Hi Tony,
Sure Happy it's Happy Sat-Your-Day (all day long)!
Välkommen to the brickboard!
Yama makes a good point with Konis. You will want to match the compression rebound rates with the spring rates, and as an art, may not matter so much with any choice as all should do okay. Your best budget dampers are the Bilstein (B4) Touring, I'll guess. Yet as you express interest in the Bilstein (B6) HD, you may want to shop around on price anbd availability. The retail vendors like FCP Euro and iPd USA are great for research, yet it halps to research at the manufacturer site like Bilstein and Koni. Avoid the so called Sachs by Boge or Boge Sachs as iPd lists as these are nothing like the made in Germany Boge (not Sachs - though Sachs makes some good clutch kits I guess) when 240 was produced at the factory and for a decade afterward or so.
Though you may want to research whether the Bilstein (B6) offering will suit the iPd suspension bits you are using. Anecdotal testimonials here, turbobricks, and the facebook pages of:
Volvo 240 fan club
https://www.facebook.com/groups/Volvo240Club/
Turbobricks
https://www.facebook.com/groups/2204727570/
Glad to hepkat (halps [or helps])! I also owned a 1979 242 GT with the anemic US-DOT low compression B21F and M46 (yet Autralia had the sprightly B23E with automatic BW55, two 242 GT mismatches on two continents!) starting in 1989. The thing came with three- or five-way adjustable orange Konis at the front, yet well auld, old, owld, factory real Made in Germany Boge gas charge shocks that were well failed. I maxed the Koni adjust and installed KYB monotube high pressure Gas-A-Just. (KYB Gas-A-Just are nothing what they used to be.) I also replaced the bushing set with Boge, strut mounts (made by then good SKF or more likely the OEM Boge with the big ball bearings in the center bearing assembly. Eventually went on the once in a Volvo 240 atrocious large rear trailing arm bushes that secure at the rear axle and the front ones, torque rods buses (where they are first to go and the rest of the rear suspension bushes go also in time) and such, and all were solid rubber bushes, with final bushing securing hardware loosened and then final torque applied on the alignment rack (don't torque them with the chassis hanging in air or on stands, else they fail rather quickly).
With the factory rear 1979 242 GT 23 mm bar, and the front 21 mm bar, the heavy factory stiff front springs (forgets wire diameter and PN), and the lighter rear springs, it was a real rally car and drove on rails. Though I never put proper tires and should have replaced the dampers (wants to say dampeners [spell check not offended] yet we calls them shocks, also) with maybe stiffy Boges or Konis all around, yet was poor then like now and no rich uncles bequeathing me their Volvo 164s with M410 manual transmission. Or maybe a Porsche 365? Ha-hA!

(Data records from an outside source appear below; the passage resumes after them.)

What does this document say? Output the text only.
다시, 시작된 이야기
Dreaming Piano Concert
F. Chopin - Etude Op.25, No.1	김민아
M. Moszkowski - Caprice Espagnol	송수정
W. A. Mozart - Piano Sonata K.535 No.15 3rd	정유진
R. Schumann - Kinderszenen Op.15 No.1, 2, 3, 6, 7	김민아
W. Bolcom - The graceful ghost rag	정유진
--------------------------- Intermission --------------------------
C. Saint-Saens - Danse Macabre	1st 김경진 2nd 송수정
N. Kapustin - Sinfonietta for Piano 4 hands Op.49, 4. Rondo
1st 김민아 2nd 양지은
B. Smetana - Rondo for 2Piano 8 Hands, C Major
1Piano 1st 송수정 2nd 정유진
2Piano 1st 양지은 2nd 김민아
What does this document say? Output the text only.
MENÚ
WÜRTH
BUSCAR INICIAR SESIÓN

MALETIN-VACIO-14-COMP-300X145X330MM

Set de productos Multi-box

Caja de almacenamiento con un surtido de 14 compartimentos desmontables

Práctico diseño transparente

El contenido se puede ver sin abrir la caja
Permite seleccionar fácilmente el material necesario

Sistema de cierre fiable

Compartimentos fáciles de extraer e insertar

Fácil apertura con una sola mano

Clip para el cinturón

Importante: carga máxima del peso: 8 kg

The spacers are no longer available (NLA) from the stealership. However, you can find these used on the eBay and some after market versions from various vendors. See the brickboard ClassAds (see link at top), the classified on Turbobricks (requires account), the iPd USA Classifieds, and else where.
Let's see what we find for the spacers you'd need when not using Bilstein HD or De Carbons (if made anymore?)
Volvo part number 1229423.
You may already have this spacer in the strut tubes if your 1979 Volvo 242 GT is fitted with anything other than Bilstein HD or De Carbon. If you replaced the springs with the iPd lowering sport springs (sedan or wagon set?), did you look at the strut dampers you have now?
The struts may have been replaced with newer as rust can form at the strut spring cup that cradles the spring bottom. The drain holes at the tube to seat clog and stuff collects causing rust. More so on older 240. Like the door drains, the moon roof pan drains, the rocker panel drains, good to inspect and clear these recurring, though not needed often of checked and cleaned once.
The image here is of it upside down. You place into the strut housing from the top facing up and then insert the strut. The gland nut should take up torque while not bottoming out and when under torque, you can pull on the strut damper piston with not movement of the damper body secured under the gland nut.
Image found at:
https://www.pelicanparts.com/catalog/SuperCat/2714/VOL_2714_SUSSHK_pg2.htm
So, see what you can find. Though if you inspect the current front strut damper piston and see it is a large diameter, just smaller then the strut damper itself, versus smaller diameter of other damper makes / models, you may very likely have the spacer.
I have a several of these, yet all my parts are in boxes fifty miles away.
Questions?
Hope that halps!!!
Gooey Butter Cake Boyeeee
(a Saint Louis culinary invention, like provel cheese on St. Louis style pizza.)